According to a statement from Congressman Boyle, whose father is from Co Donegal, the bipartisan letter issued to UK Prime Minister Boris Johson calls on British Parliament to "reaffirm its commitment to the Stormont House Agreement and reverse its decision to introduce new legislation that would modify legacy laws and institute a ban on legacy inquests and prosecution of former soldiers who served in Northern Ireland during the ‘Troubles.’"

It comes after British Parliament announced this summer its plans to introduce legislation this fall that would mark an end to Troubles-related prosecutions. The proposed legislation, which would apply to former members of the security forces and to ex-paramilitaries, would essentially mark the end of future inquests and civil actions related to the conflict.

Boyle noted in his statement: “All five of Northern Ireland’s main political parties, along with the Irish government and numerous victims’ groups, have voiced strong opposition to this suggested blanket ban on prosecutions of Troubles-era offences.”
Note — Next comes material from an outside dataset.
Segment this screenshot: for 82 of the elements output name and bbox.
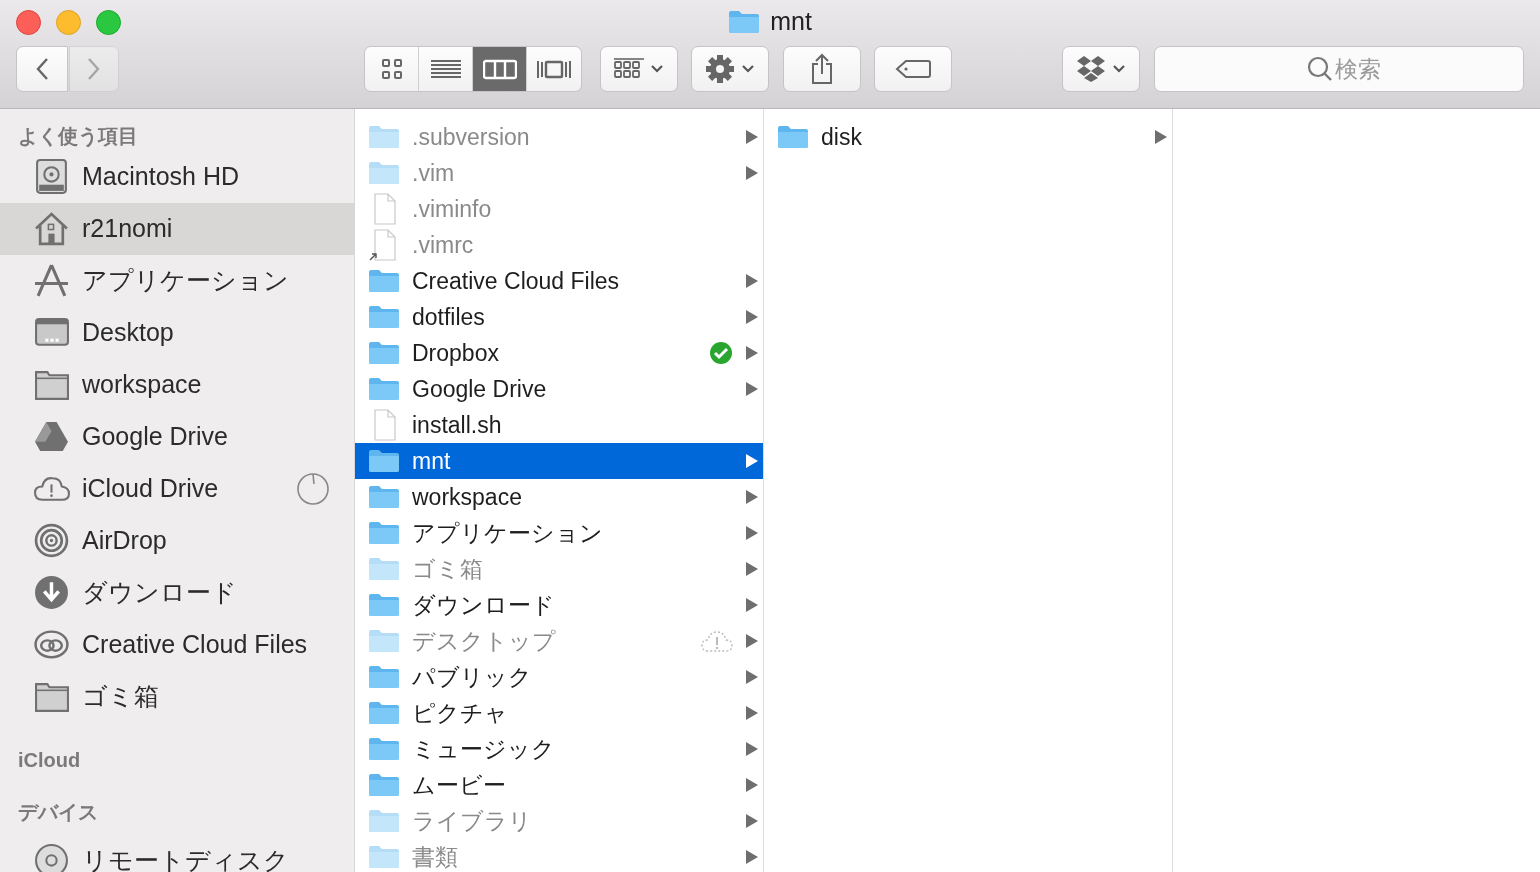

The letter issued to Johnson says in part: "To be clear, we strongly disapprove of these proposals. We believe that they would not only prevent a pathway to justice, but that they would also strip these families of their legal rights protected under European Law and the Good Friday Agreement."

It adds: "We are concerned that these proposed legacy laws would strain the British-Irish relationship and cement widespread feelings that justice is again being denied."

The letter concludes: "We urge you to reexamine these proposals, reverse the decision, and reaffirm your commitment to the Stormont House Agreement."

Congressman Boyle said: “It is deeply disturbing to learn that British Parliament is planning on reneging on its commitment to the Stormont House Agreement.

“Such a move would not only prevent a pathway to justice for the bereaved of the conflict, but would also strip families of their legal rights protected under European Law and the Good Friday Agreement. To this day, nearly 1,700 conflict-related cases still await investigation.”

Elsewhere on Thursday, US Speaker of the House Nancy Pelosi met with UK Prime Minister Boris Johnson in London. After their meeting, Pelosi issued a statement which said in part: "Respectful of the will of the British people and Brexit, I reiterated the strong bipartisan support that the Good Friday Accords continue to enjoy in the United States Congress and our hope that the ongoing negotiations will yield a positive outcome that recognizes this landmark agreement."

The bipartisan letter from Members of Congress comes not long after the Ad Hoc Committee to Protect the Good Friday Agreement, a bipartisan committee of over 50 American experts dedicated to protecting the Good Friday Agreement and maintaining an open border on the island of Ireland, issued its own letter to Prime Minister Johnson warning of repercussions.